The controversial event, the Blue Riband of the hare coursing calendar, which once attracted crowds of 75,000 to Great Altcar in Lancashire, will pass into history. Barring a successful last-minute High Court challenge, coursing and the Cup will go the same way as fox hunting when the ban on hunting with dogs comes into force this week.

Passions between protesters and supporters of the sport, which has been held in Great Altcar since 1836, boiled over yesterday. Three people were arrested when hundreds of spectators from the 10,000-strong crowd jeered and waved foxtails at their opponents - 200 animal rights campaigners. As protesters chanted "losers", two fireworks and a dismembered hare were hurled, while bottles, cans, stones and clumps of earth rained down. Mounted police intervened when 20 supporters attempted a charge.

"We are the only blood sport where the idea is not to kill the quarry," said Len Elman, the Cup organiser. The coursing fraternity has joined forces with the Countryside Alliance to oppose the ban and supporters are being urged to attend the final legal fox hunts on Saturday in solidarity.

Simon Hart, the Countryside Alliance's chief executive, said: "I am absolutely, 100 per cent certain that the Waterloo Cup will take place in some form in 2006. It may not be here, it may not even be in this country, and it may be in a different form, but the Waterloo Cup will live on. We will return."

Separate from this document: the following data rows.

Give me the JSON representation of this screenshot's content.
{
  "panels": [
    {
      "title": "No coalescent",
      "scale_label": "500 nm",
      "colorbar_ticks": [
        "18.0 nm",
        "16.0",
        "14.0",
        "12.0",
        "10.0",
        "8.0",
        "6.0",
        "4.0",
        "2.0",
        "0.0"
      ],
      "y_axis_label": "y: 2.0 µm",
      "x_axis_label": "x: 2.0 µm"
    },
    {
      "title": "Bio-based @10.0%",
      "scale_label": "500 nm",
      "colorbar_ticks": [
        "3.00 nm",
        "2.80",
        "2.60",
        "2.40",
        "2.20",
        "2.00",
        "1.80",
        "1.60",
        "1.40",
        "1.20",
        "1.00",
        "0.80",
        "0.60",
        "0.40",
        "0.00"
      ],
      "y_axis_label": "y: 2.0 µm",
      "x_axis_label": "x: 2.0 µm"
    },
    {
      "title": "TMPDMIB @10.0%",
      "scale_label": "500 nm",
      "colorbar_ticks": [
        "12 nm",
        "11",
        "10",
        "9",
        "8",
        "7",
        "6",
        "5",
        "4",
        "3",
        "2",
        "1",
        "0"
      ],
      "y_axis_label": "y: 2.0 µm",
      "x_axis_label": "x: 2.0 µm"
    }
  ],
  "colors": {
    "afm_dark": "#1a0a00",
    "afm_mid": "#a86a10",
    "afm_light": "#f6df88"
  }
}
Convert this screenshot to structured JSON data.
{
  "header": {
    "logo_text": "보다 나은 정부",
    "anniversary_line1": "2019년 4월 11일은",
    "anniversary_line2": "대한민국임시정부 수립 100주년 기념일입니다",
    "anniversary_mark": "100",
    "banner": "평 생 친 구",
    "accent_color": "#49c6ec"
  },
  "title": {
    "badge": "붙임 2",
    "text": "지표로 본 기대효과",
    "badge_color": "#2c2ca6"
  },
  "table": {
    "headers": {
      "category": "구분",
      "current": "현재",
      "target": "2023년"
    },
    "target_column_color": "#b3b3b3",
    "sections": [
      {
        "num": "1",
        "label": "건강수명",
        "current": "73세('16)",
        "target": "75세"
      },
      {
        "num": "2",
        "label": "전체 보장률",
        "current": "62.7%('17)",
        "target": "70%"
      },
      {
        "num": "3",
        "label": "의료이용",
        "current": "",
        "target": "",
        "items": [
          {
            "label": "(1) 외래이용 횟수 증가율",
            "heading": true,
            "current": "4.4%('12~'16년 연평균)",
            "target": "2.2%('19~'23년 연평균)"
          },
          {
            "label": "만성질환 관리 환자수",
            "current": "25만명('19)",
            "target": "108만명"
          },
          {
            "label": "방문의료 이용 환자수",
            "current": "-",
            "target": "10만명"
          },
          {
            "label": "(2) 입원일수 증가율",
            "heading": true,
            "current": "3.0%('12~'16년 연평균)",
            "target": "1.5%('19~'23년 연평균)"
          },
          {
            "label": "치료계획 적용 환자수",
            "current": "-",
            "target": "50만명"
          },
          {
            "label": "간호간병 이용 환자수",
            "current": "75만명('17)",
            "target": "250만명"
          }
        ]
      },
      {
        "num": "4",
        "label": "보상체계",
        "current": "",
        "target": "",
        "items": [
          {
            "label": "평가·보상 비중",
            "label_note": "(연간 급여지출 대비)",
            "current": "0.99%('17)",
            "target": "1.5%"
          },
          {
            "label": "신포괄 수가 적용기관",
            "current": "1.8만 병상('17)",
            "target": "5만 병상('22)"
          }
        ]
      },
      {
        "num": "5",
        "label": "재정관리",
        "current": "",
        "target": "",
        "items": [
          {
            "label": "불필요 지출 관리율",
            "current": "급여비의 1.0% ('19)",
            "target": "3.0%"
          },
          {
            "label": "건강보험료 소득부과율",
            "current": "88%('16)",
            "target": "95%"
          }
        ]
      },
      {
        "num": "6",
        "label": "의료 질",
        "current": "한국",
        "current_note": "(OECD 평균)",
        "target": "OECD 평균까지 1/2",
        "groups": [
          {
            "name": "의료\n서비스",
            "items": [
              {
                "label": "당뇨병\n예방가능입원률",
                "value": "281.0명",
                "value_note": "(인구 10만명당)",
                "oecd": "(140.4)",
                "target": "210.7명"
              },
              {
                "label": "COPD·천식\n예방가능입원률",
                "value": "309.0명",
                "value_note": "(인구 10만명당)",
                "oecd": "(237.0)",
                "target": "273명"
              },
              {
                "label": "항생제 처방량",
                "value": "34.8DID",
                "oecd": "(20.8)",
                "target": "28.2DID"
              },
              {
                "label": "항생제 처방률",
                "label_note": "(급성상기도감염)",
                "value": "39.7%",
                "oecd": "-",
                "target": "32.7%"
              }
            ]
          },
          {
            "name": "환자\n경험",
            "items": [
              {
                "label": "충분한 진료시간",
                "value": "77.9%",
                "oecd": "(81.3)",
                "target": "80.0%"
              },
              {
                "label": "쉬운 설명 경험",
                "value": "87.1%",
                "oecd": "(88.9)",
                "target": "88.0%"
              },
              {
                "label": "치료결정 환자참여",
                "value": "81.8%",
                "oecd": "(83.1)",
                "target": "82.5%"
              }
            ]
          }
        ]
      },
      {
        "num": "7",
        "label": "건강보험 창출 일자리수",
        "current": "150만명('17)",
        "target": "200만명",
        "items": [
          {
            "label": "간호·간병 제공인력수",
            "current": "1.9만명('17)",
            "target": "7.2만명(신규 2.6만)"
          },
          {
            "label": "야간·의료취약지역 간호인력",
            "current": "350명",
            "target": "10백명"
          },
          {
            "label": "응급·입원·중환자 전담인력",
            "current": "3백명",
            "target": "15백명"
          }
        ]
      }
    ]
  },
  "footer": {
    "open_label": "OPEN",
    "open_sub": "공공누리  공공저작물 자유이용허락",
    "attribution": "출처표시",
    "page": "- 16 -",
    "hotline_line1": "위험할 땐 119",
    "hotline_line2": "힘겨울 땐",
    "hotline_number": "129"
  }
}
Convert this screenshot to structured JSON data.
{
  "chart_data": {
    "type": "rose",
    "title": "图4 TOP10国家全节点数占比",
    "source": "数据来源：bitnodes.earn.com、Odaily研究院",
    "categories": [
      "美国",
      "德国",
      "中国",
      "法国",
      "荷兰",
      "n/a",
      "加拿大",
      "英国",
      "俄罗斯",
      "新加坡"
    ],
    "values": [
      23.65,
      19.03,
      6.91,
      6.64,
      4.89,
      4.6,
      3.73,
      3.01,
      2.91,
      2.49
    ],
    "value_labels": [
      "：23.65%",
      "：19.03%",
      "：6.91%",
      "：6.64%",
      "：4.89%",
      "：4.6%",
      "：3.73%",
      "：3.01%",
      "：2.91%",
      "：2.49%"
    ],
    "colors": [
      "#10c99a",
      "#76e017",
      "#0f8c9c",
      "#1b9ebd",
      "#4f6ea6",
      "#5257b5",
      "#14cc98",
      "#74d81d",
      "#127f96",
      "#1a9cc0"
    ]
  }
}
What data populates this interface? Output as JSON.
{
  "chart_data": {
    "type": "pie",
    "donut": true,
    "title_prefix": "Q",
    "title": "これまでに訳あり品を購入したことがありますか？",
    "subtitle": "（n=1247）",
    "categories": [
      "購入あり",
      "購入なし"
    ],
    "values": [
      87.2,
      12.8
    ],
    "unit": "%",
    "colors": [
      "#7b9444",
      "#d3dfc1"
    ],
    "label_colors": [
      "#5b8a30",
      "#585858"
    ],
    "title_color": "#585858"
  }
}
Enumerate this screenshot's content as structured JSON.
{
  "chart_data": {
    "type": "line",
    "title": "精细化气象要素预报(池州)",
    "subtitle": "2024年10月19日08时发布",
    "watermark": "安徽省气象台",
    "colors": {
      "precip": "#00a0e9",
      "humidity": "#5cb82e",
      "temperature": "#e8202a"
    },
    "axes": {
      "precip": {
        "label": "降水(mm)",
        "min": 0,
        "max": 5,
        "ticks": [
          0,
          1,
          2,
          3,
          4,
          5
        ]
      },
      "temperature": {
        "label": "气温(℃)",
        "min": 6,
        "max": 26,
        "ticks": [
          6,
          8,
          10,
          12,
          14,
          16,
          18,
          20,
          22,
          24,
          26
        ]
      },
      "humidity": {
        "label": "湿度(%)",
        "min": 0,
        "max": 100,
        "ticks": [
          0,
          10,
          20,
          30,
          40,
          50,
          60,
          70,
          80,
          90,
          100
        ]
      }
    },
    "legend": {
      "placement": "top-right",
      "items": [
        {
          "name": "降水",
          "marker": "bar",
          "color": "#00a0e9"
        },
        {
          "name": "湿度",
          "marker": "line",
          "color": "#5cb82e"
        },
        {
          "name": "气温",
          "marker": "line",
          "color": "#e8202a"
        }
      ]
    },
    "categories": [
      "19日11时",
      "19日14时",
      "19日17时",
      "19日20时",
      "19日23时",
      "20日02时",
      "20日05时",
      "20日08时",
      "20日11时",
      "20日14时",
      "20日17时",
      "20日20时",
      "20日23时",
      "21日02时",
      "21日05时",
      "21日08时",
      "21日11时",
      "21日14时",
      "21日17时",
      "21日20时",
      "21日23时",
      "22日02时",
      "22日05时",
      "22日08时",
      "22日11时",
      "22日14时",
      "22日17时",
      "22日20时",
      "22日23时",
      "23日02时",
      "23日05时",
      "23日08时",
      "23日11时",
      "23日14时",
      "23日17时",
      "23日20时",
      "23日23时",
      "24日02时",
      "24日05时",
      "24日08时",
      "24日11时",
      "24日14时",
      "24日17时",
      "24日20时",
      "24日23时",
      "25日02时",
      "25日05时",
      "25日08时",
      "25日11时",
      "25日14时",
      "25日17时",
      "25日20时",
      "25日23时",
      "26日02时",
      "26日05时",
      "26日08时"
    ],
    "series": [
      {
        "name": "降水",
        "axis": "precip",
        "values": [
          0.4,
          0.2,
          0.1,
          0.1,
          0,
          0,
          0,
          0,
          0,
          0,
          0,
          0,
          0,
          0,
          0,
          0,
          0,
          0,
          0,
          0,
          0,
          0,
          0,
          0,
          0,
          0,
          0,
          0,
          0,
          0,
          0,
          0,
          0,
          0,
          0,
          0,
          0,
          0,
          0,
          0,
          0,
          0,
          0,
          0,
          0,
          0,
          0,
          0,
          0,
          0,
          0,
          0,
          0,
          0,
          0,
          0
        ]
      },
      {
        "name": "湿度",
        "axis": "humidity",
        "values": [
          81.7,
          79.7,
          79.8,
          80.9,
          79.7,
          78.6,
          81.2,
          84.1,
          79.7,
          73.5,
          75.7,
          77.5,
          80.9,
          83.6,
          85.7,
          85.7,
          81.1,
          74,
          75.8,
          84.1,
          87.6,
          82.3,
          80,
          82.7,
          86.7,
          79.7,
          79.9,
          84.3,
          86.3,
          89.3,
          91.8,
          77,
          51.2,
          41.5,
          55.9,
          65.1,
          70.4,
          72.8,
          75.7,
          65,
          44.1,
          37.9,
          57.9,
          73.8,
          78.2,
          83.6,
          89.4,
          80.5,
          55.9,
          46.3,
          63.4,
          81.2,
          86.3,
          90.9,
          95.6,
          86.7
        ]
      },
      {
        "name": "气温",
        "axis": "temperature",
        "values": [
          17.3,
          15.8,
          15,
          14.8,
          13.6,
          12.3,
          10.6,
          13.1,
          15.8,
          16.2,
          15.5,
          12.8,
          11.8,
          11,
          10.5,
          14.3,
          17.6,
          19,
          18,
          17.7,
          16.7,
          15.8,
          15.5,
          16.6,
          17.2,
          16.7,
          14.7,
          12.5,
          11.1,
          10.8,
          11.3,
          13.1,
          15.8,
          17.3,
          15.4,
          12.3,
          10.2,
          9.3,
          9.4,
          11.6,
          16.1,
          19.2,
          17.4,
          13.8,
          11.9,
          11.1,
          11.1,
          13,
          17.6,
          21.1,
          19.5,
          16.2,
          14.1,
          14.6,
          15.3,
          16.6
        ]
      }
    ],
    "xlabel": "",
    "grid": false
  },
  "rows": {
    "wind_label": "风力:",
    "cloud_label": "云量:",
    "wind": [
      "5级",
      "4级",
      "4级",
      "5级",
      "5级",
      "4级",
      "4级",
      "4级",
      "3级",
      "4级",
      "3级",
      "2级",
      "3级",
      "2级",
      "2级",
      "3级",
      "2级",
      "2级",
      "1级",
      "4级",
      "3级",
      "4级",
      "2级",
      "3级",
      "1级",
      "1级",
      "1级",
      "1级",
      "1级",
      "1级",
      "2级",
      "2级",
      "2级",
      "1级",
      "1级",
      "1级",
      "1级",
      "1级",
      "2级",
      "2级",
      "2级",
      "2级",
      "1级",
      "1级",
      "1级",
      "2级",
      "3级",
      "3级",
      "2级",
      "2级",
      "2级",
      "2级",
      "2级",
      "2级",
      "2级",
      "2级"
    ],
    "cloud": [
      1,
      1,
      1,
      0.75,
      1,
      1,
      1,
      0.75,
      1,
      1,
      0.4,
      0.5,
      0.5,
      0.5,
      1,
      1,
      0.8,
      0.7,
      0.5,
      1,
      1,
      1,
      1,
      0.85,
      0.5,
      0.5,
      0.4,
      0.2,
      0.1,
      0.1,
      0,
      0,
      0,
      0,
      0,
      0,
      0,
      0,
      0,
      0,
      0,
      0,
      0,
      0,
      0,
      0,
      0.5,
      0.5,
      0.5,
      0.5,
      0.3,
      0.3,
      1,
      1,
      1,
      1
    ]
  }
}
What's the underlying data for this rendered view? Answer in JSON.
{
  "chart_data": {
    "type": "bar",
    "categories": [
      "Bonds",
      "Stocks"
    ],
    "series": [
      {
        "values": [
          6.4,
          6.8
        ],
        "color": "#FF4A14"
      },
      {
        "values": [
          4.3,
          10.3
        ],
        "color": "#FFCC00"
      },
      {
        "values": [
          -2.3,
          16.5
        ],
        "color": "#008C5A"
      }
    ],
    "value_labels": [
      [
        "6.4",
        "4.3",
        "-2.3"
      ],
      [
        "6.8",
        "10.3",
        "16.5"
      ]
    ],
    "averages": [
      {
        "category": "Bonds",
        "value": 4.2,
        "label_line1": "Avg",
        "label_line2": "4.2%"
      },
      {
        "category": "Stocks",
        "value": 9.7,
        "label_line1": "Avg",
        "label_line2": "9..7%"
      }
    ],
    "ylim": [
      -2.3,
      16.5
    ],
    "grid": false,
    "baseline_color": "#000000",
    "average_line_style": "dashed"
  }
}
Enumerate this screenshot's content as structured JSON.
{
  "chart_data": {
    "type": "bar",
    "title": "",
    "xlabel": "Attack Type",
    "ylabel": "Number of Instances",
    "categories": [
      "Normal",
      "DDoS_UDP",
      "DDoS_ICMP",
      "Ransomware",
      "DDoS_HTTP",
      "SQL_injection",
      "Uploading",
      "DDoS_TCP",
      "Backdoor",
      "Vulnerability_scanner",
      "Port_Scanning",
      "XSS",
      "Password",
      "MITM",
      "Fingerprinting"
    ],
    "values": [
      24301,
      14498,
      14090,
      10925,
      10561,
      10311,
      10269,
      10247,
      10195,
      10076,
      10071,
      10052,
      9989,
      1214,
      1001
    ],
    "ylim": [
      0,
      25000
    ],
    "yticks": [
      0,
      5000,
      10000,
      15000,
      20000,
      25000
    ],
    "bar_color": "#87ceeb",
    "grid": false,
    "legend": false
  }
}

Hare coursing supporters believe the sport has inherited a tradition of agility and speed dating back to the pharaohs. As more than 50 courses were completed yesterday, supporters say only a handful of hares were killed. The knockout competition, upon which the Wimbledon tennis tournament is said to be modelled, pits two dogs against each other as they chase a specially bred hare. The hare is delivered into their path by beaters and is given a 100-yard head start, known as "the law", and the first animal to reach it forcing it to turn, picks up three points. Each consecutive turn earns the dog another point. There are no points for a kill. The winner's purse is £6,000.

According to Mr Elman: "The hare knows when the dog is approaching and can turn on a sixpence. The greyhound turns more like the Queen Mary."

When the ban becomes law, he said, the 2,000 specialist dog owners in Britain will face three choices: they can take their animals to Ireland, where coursing is a popular and lucrative pastime; keep their animals as pets; or have them put down. He said thousands of hares would now also face being shot to save them from poachers.

The League Against Cruel Sports believes there is no justification for hare coursing. The hare population has fallen by 80 per cent in the past 100 years.Tony Peters of Greyhound Action, also believes that thousands of lurchers and greyhounds that take part are killed each year. "There are a lot of injuries ... When they can't run they are simply got rid of," he said.